Seit 1. März kreisen am Südtiroler Himmel neue Rettungshubschrauber: Rund 20 Jahre lang waren „Pelikan 1“ und „Pelikan 2“ im Gewand des Modells BK117 abgehoben. Nun wurden sie durch das Nachfolgemodell, Typ EC 145 T2, ersetzt. Laut Flugrettung Südtirol: leiser, schneller, sicherer. 

Die Maschinen nimmt das Land in "Langzeitmiete". „Wir hoffen natürlich, dass auch die neuen Hubschrauber viele Jahre ihren Dienst tun“, erklärt Fop.

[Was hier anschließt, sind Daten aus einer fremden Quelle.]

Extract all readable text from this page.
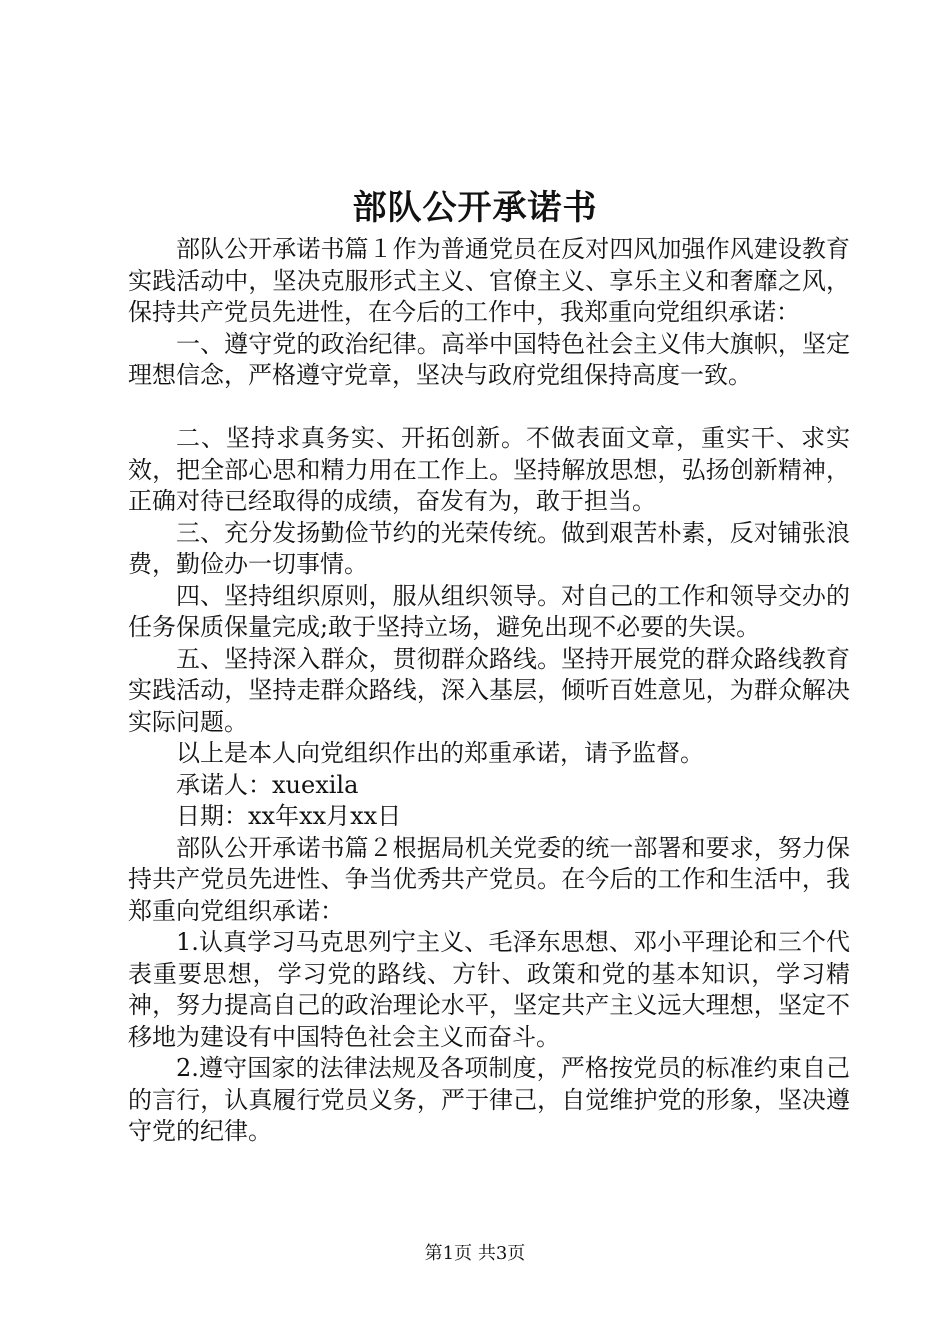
部队公开承诺书

部队公开承诺书篇１作为普通党员在反对四风加强作风建设教育实践活动中，坚决克服形式主义、官僚主义、享乐主义和奢靡之风，保持共产党员先进性，在今后的工作中，我郑重向党组织承诺：

一、遵守党的政治纪律。高举中国特色社会主义伟大旗帜，坚定理想信念，严格遵守党章，坚决与政府党组保持高度一致。

二、坚持求真务实、开拓创新。不做表面文章，重实干、求实效，把全部心思和精力用在工作上。坚持解放思想，弘扬创新精神，正确对待已经取得的成绩，奋发有为，敢于担当。

三、充分发扬勤俭节约的光荣传统。做到艰苦朴素，反对铺张浪费，勤俭办一切事情。

四、坚持组织原则，服从组织领导。对自己的工作和领导交办的任务保质保量完成;敢于坚持立场，避免出现不必要的失误。

五、坚持深入群众，贯彻群众路线。坚持开展党的群众路线教育实践活动，坚持走群众路线，深入基层，倾听百姓意见，为群众解决实际问题。

以上是本人向党组织作出的郑重承诺，请予监督。

承诺人：xuexila

日期：xx年xx月xx日

部队公开承诺书篇２根据局机关党委的统一部署和要求，努力保持共产党员先进性、争当优秀共产党员。在今后的工作和生活中，我郑重向党组织承诺：

1.认真学习马克思列宁主义、毛泽东思想、邓小平理论和三个代表重要思想，学习党的路线、方针、政策和党的基本知识，学习精神，努力提高自己的政治理论水平，坚定共产主义远大理想，坚定不移地为建设有中国特色社会主义而奋斗。

2.遵守国家的法律法规及各项制度，严格按党员的标准约束自己的言行，认真履行党员义务，严于律己，自觉维护党的形象，坚决遵守党的纪律。

第1页 共3页
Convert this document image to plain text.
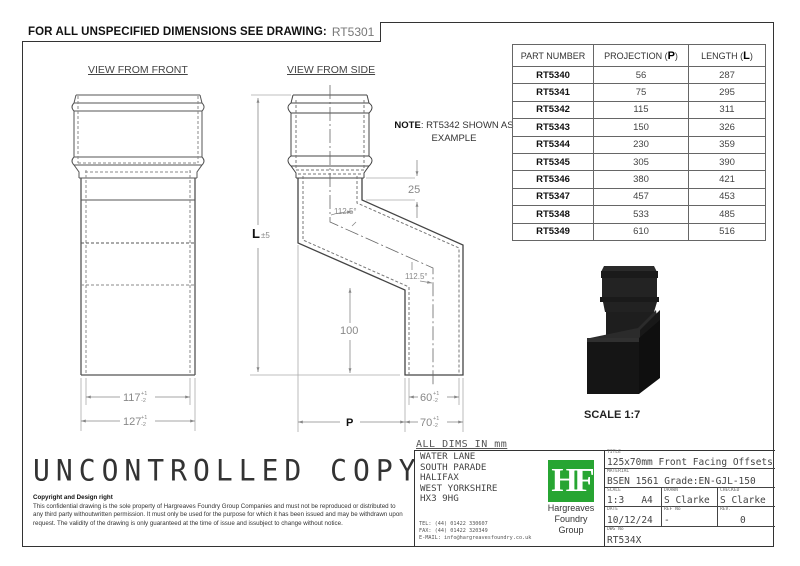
FOR ALL UNSPECIFIED DIMENSIONS SEE DRAWING: RT5301
VIEW FROM FRONT	VIEW FROM SIDE
117 +1
-2
127 +1
-2
L ±5
25
112.5°
112.5°
100
P
60 +1
-2
70 +1
-2
NOTE: RT5342 SHOWN AS EXAMPLE
PART NUMBER	PROJECTION (P)	LENGTH (L)
RT5340	56	287
RT5341	75	295
RT5342	115	311
RT5343	150	326
RT5344	230	359
RT5345	305	390
RT5346	380	421
RT5347	457	453
RT5348	533	485
RT5349	610	516
SCALE 1:7
UNCONTROLLED COPY
Copyright and Design right
This confidential drawing is the sole property of Hargreaves Foundry Group Companies and must not be reproduced or distributed to any third party withoutwritten permission. It must only be used for the purpose for which it has been issued and may be withdrawn upon request. The validity of the drawing is only guaranteed at the time of issue and issubject to change without notice.
ALL DIMS IN mm
WATER LANE
SOUTH PARADE
HALIFAX
WEST YORKSHIRE
HX3 9HG
TEL: (44) 01422 330607
FAX: (44) 01422 320349
E-MAIL: info@hargreavesfoundry.co.uk
HF
Hargreaves
Foundry
Group
TITLE
125x70mm Front Facing Offsets
MATERIAL
BSEN 1561 Grade:EN-GJL-150
SCALE
1:3   A4
DRAWN
S Clarke
CHECKED
S Clarke
DATE
10/12/24
REF No
-
REV.
0
DWG No
RT534X
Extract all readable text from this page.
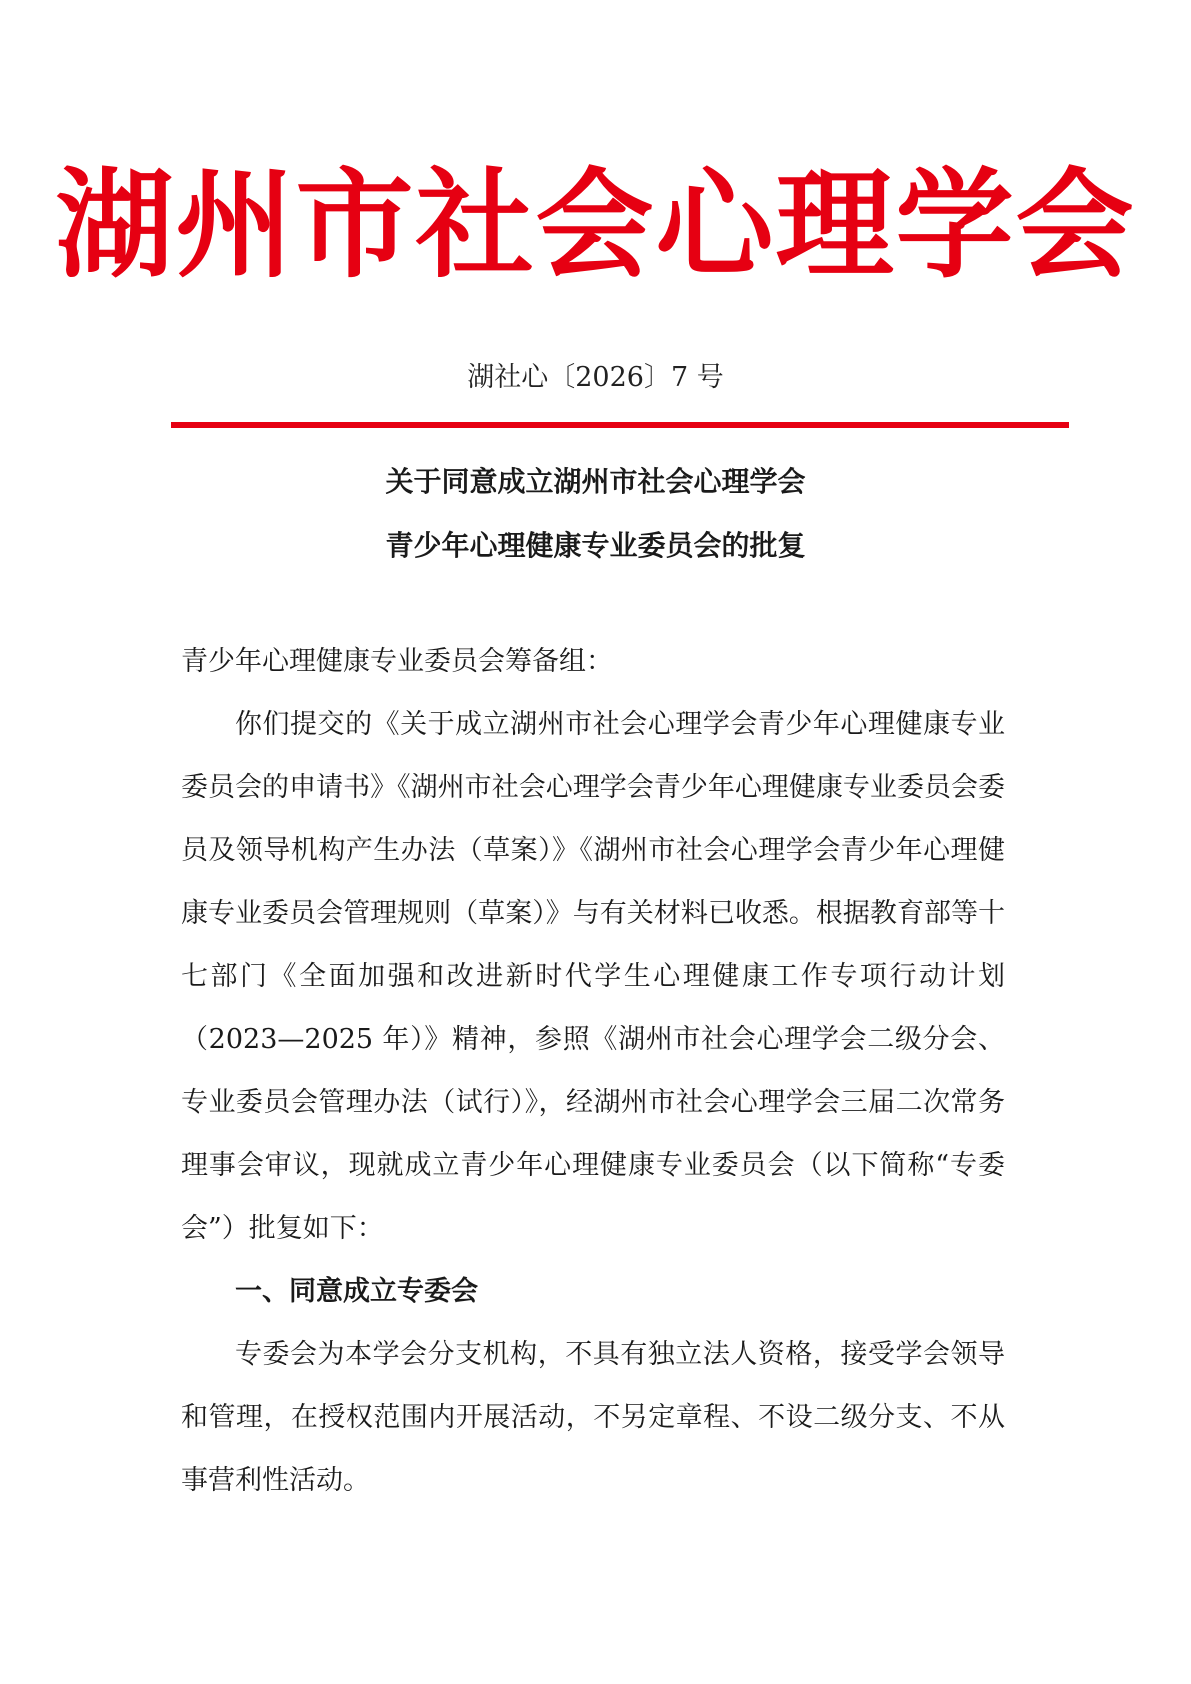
湖州市社会心理学会
湖社心〔2026〕7 号
关于同意成立湖州市社会心理学会
青少年心理健康专业委员会的批复

青少年心理健康专业委员会筹备组：

你们提交的《关于成立湖州市社会心理学会青少年心理健康专业委员会的申请书》《湖州市社会心理学会青少年心理健康专业委员会委员及领导机构产生办法（草案）》《湖州市社会心理学会青少年心理健康专业委员会管理规则（草案）》与有关材料已收悉。根据教育部等十七部门《全面加强和改进新时代学生心理健康工作专项行动计划（2023—2025 年）》精神，参照《湖州市社会心理学会二级分会、专业委员会管理办法（试行）》，经湖州市社会心理学会三届二次常务理事会审议，现就成立青少年心理健康专业委员会（以下简称“专委会”）批复如下：

一、同意成立专委会

专委会为本学会分支机构，不具有独立法人资格，接受学会领导和管理，在授权范围内开展活动，不另定章程、不设二级分支、不从事营利性活动。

„Rot und gelb sind die zugelassenen Farben“

Was die Farbe anbelangt, so erinnern die neuen Rettungsmaschinen an ihre österreichischen Kollegen. Nicht ohne Grund: „Rot und Gelb sind die von der EU zugelassenen Farben“, weiß Fop.

Ob sich am äußeren Erscheinungsbild der neuen Pelikane noch etwas ändert, lässt er weitgehend offen. Er habe zwar davon gehört, dass die Farbe abgeändert werden könnte, doch: Ob und wie die Helikopter „personalisiert“ würden, das werde wohl noch mitgeteilt.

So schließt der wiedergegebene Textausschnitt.